Festival Que du feu 2024 encart

TOXICILY

La juxtaposition comme image efficace

La raffinerie d’Augusta, au Nord de Syracuse en Sicile, est l’un des plus grands ensembles pétrochimiques d’Europe. Depuis 1949, elle empoisonne l’environnement et les populations locales, pour certaines employées sur place.

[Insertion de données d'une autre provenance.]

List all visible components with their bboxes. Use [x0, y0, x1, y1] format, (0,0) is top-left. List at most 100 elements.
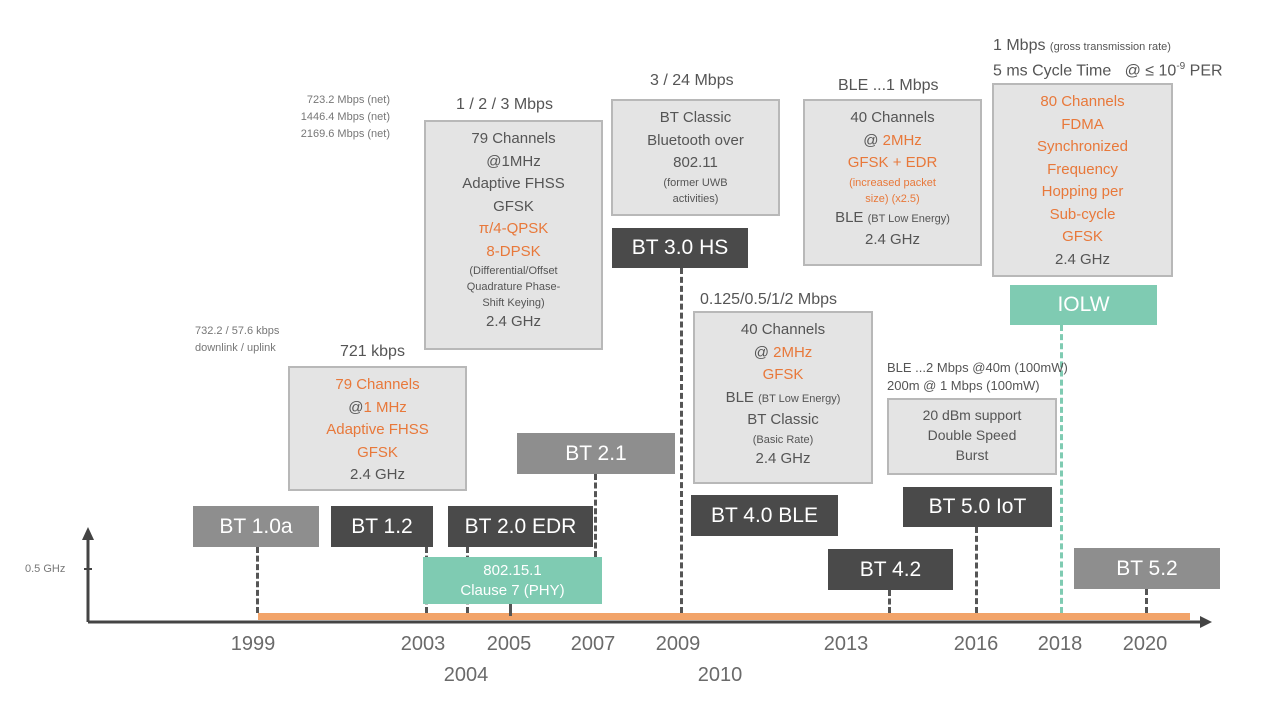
x-axis-arrow-icon	[1200, 616, 1212, 628]
info-line: Frequency	[1047, 160, 1118, 178]
rate-label: 0.125/0.5/1/2 Mbps	[700, 291, 837, 308]
connector-2016	[975, 527, 978, 613]
rate-label: 200m @ 1 Mbps (100mW)	[887, 378, 1040, 393]
rate-label: 3 / 24 Mbps	[650, 72, 734, 89]
info-box-ble-1mbps: 40 Channels @ 2MHz GFSK + EDR (increased…	[803, 99, 982, 266]
year-label: 2018	[1037, 633, 1083, 655]
timeline-bar	[258, 613, 1190, 620]
info-line: Synchronized	[1037, 138, 1128, 155]
info-line: Double Speed	[927, 427, 1017, 443]
info-line: @	[348, 398, 364, 416]
info-box-bt-1: 79 Channels @1 MHz Adaptive FHSS GFSK 2.…	[288, 366, 467, 491]
connector-2009	[680, 268, 683, 613]
year-label: 2010	[697, 664, 743, 686]
connector-2005	[509, 604, 512, 616]
version-bt-5-2: BT 5.2	[1074, 548, 1220, 589]
year-label: 2016	[953, 633, 999, 655]
info-line: 2.4 GHz	[864, 231, 921, 248]
info-line: 802.11	[673, 154, 718, 171]
info-line: Shift Keying)	[482, 297, 545, 309]
info-box-hs: BT Classic Bluetooth over 802.11 (former…	[611, 99, 780, 216]
ieee-802-15-1-box: 802.15.1 Clause 7 (PHY)	[423, 557, 602, 604]
year-label: 2003	[400, 633, 446, 655]
info-line: GFSK + EDR	[847, 154, 938, 171]
connector-2007	[594, 474, 597, 557]
info-line: GFSK	[493, 197, 534, 215]
info-line: 79 Channels	[471, 130, 556, 147]
info-line: 1 MHz	[363, 398, 407, 416]
rate-label: 721 kbps	[340, 343, 405, 360]
info-line: Quadrature Phase-	[466, 281, 561, 293]
connector-1999	[256, 547, 259, 613]
info-line: Burst	[955, 447, 989, 463]
info-line: GFSK	[762, 366, 804, 383]
ieee-line: 802.15.1	[483, 561, 542, 579]
iolw-box: IOLW	[1010, 285, 1157, 325]
info-line: 79 Channels	[335, 376, 420, 393]
info-line: activities)	[672, 192, 719, 205]
info-line: 80 Channels	[1040, 93, 1125, 110]
rate-value: 1 Mbps	[993, 37, 1046, 54]
version-bt-2-0-edr: BT 2.0 EDR	[448, 506, 593, 547]
info-line: (BT Low Energy)	[758, 392, 841, 405]
info-line: GFSK	[1062, 228, 1103, 245]
per-exponent: -9	[1176, 61, 1186, 72]
cycle-time: 5 ms Cycle Time	[993, 62, 1112, 80]
year-label: 1999	[230, 633, 276, 655]
info-box-iolw: 80 Channels FDMA Synchronized Frequency …	[992, 83, 1173, 277]
rate-label: 1 / 2 / 3 Mbps	[456, 96, 553, 113]
info-line: Bluetooth over	[647, 131, 744, 149]
info-line: size) (x2.5)	[865, 192, 920, 205]
info-line: 40 Channels	[850, 109, 935, 126]
info-line: 20 dBm support	[922, 407, 1022, 423]
info-line: Sub-cycle	[1049, 205, 1116, 223]
info-line: 2.4 GHz	[1054, 250, 1111, 268]
info-line: 40 Channels	[740, 321, 826, 338]
info-box-bt5: 20 dBm support Double Speed Burst	[887, 398, 1057, 475]
info-line: 2MHz	[773, 343, 813, 361]
per-label: @ ≤ 10	[1124, 62, 1177, 80]
note-line: 1446.4 Mbps (net)	[300, 111, 390, 123]
info-line: 2.4 GHz	[349, 466, 406, 483]
info-line: BT Classic	[659, 109, 732, 126]
rate-label: BLE ...2 Mbps @40m (100mW)	[887, 360, 1068, 375]
info-line: @1MHz	[486, 152, 541, 170]
info-line: (former UWB	[663, 176, 728, 189]
ieee-line: Clause 7 (PHY)	[460, 581, 565, 599]
note-line: 723.2 Mbps (net)	[306, 94, 390, 106]
info-line: (Basic Rate)	[752, 433, 814, 446]
version-bt-3-0-hs: BT 3.0 HS	[612, 228, 748, 268]
note-line: 732.2 / 57.6 kbps	[195, 325, 280, 337]
version-bt-2-1: BT 2.1	[517, 433, 675, 474]
connector-2018	[1060, 325, 1063, 613]
version-bt-4-0-ble: BT 4.0 BLE	[691, 495, 838, 536]
connector-2020	[1145, 589, 1148, 613]
year-label: 2005	[486, 633, 532, 655]
y-axis-label: 0.5 GHz	[25, 563, 66, 575]
info-line: (BT Low Energy)	[867, 212, 950, 225]
info-line: 2.4 GHz	[485, 313, 542, 330]
info-line: (Differential/Offset	[469, 265, 558, 277]
note-line: 2169.6 Mbps (net)	[300, 128, 390, 140]
info-line: GFSK	[357, 443, 398, 461]
info-line: @	[753, 343, 774, 361]
info-line: 2.4 GHz	[755, 449, 811, 467]
info-line: Hopping per	[1041, 183, 1124, 200]
net-rates-note: 723.2 Mbps (net) 1446.4 Mbps (net) 2169.…	[280, 92, 390, 143]
year-label: 2004	[443, 664, 489, 686]
per-suffix: PER	[1185, 62, 1223, 80]
year-label: 2009	[655, 633, 701, 655]
info-box-edr: 79 Channels @1MHz Adaptive FHSS GFSK π/4…	[424, 120, 603, 350]
version-bt-5-0-iot: BT 5.0 IoT	[903, 487, 1052, 527]
info-line: BLE	[835, 208, 868, 226]
cycle-time-label: 5 ms Cycle Time @ ≤ 10-9 PER	[993, 61, 1223, 80]
downlink-uplink-note: 732.2 / 57.6 kbps downlink / uplink	[195, 323, 279, 357]
info-line: (increased packet	[849, 176, 936, 189]
info-line: 8-DPSK	[486, 242, 541, 260]
year-label: 2020	[1122, 633, 1168, 655]
version-bt-4-2: BT 4.2	[828, 549, 953, 590]
year-label: 2007	[570, 633, 616, 655]
y-axis-arrow-icon	[82, 527, 94, 540]
rate-note: (gross transmission rate)	[1049, 41, 1171, 53]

Malgré le silence qui a longtemps régné autour de la pollution au mercure, l’enfouissement illégal de déchets, ou les maladies et la mortalité infantile, des voix s’élèvent peu à peu, refusant d’abandonner ce territoire au pouvoir des multinationales…

C’est un exercice de courage et de dénonciation que semble constituer "Toxicily", documentaire engagé sur les conséquences de la pollution liée à un complexe pétrochimique créé en 1949 et exploité depuis par différentes multinationales. Un site qui semble, comme le disent les cartons de fin, bénéficier d’une inaction des pouvoirs publics depuis des décennies, malgré toutes les lois environnementales. Si on ne peut en conséquence qu’adhérer aux doutes émis par les différents témoins, plus ou moins masqués, dénonçant la collusion entre entreprises, élus locaux, mafia et magistrature, le documentaire, au-delà de quelques images de reportages (comme sur la destruction de maisons et vergers), se concentre surtout sur leur parole, enfin libérée, montrant les lieux d’enfouissement de déchets, de pêche de poissons difformes, d’enterrement des bébés atteints de malformations et pour certains décédés sous à peine 3 jours.

Doté d’une sublime affiche dessinée, sur laquelle se dégage un squelette de flamant rose, le film ne cache pas les rancœurs et l’ardent désir de justice, la cause semblant agréger de plus en plus de gens, comme le suggère la conclusion dans un amphithéâtre extérieur. Les réalisateurs quant à eux jouent avant tout de la juxtaposition de l’usine avec son environnement ou de sa mise en perspextive. Un dispositif évocateur des plus efficaces, où baigneurs et parasols apparaissent dans un panoramique qui se termine avec la multitude de structures de l’usine, où des femmes étendent du linge à leurs balcons alors que deux immenses cheminées s’affichent dans l’axe, où encore des eaux cristallines apparaissent au premier plan, l’usine en fond.

Au fil du métrage, c’est une jeune fille atteinte d’une maladie, une femme ayant suivi la leucémie de son père, un homme ayant perdu son bébé dont il n’a jamais trouvé la tombe, une communauté révoltée, qui se plaignent d’être considérés eux-mêmes comme des déchets et expriment surtout l’éternelle aliénation à l’économie. Décrit ici comme une « pollution mentale », qui prend ses racines dans la croyance que l’usine aurait été une sorte de « famille », mais aussi dans le manque d’emplois locaux, ce mal est assez bien résumé par l’un des témoins : « tu finis là-dedans ou tu te barres ». Alors à quand la dépollution de ces territoires, devenus SIN (Site d’Intérêt National) en 1998, il y a donc presque 25 ans ? La question est désormais publiquement posée, comme elle l’est malheureusement dans bien d’autres endroits.